Improving External Validity of Epidemiologic Cohort Analyses: A Kernel Weighting Approach

J R Stat Soc Ser A Stat Soc. 2020 Jun;183(3):1293-1311. doi: 10.1111/rssa.12564. Epub 2020 Apr 25.


For various reasons, cohort studies generally forgo probability sampling required to obtain population representative samples. However, such cohorts lack population-representativeness, which invalidates estimates of population prevalences for novel health factors only available in cohorts. To improve external validity of estimates from cohorts, we propose a kernel weighting (KW) approach that uses survey data as a reference to create pseudo-weights for cohorts. A jackknife variance is proposed for the KW estimates. In simulations, the KW method outperformed two existing propensity-score-based weighting methods in mean-squared error while maintaining confidence interval coverage.
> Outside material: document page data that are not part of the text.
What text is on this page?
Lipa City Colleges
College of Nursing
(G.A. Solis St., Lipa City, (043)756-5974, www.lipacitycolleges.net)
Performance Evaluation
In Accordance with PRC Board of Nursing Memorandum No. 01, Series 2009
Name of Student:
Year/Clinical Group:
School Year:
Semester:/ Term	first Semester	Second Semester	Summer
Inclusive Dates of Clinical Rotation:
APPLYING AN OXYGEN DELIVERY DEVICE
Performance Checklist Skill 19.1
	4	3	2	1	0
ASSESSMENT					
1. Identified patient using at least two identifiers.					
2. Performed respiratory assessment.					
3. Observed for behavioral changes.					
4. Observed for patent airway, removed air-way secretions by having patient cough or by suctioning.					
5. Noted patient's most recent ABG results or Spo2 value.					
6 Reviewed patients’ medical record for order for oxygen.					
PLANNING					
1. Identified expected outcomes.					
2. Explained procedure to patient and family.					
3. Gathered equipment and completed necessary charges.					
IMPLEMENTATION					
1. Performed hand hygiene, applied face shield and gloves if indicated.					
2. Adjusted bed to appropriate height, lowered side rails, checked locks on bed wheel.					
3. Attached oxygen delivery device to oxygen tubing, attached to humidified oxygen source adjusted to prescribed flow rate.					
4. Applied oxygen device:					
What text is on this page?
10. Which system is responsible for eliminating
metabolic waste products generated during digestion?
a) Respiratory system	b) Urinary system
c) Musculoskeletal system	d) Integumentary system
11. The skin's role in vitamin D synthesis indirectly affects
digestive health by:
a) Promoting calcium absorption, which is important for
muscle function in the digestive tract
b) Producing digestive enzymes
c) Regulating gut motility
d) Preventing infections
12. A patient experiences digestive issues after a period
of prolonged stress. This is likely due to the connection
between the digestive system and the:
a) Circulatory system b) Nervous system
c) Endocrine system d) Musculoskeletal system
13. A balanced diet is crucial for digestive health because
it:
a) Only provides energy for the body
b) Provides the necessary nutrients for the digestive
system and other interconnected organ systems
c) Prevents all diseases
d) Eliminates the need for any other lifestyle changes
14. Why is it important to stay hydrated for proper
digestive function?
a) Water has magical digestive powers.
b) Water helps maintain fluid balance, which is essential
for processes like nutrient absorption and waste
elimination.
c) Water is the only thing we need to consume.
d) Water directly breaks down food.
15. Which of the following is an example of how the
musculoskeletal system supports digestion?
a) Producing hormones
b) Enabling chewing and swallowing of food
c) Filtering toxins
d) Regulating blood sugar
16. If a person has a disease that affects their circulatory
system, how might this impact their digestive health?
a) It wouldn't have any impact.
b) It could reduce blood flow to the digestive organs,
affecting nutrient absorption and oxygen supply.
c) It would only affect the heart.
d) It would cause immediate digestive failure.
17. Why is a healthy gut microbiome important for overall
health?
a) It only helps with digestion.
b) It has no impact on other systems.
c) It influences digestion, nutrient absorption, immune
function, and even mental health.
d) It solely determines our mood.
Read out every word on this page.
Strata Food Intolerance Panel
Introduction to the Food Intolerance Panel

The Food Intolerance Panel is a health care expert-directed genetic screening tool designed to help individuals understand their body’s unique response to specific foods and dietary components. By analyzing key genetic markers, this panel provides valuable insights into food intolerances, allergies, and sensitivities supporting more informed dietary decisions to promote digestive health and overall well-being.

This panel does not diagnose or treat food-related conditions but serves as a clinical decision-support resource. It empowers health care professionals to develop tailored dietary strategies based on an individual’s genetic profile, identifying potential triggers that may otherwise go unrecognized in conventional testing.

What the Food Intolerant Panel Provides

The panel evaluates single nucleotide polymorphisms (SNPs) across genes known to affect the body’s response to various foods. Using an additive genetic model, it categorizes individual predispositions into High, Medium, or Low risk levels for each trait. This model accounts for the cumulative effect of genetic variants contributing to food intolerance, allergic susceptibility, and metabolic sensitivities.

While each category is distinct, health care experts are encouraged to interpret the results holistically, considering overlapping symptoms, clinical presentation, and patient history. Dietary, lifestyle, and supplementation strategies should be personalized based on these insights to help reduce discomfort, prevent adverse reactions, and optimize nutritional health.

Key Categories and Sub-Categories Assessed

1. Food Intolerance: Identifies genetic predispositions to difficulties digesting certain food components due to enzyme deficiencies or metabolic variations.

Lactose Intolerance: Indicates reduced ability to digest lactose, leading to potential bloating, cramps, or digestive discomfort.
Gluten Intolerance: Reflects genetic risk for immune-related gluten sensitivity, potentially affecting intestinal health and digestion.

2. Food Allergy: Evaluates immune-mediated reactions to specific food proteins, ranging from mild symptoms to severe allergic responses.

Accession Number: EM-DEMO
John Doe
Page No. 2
We applied all methods to estimating US population mortality and prevalences of various diseases from the non-representative US NIH-AARP cohort, using the sample from US-representative National Health Interview Survey (NHIS) as the reference. Assuming that the NHIS estimates are correct, the KW approach yielded generally less biased estimates compared to the existing propensity-score-based weighting methods.

Keywords: Cohort studies; Jackknife variance estimation; Taylor series linearization variance; complex survey sample; kernel smoothing; propensity score weighting.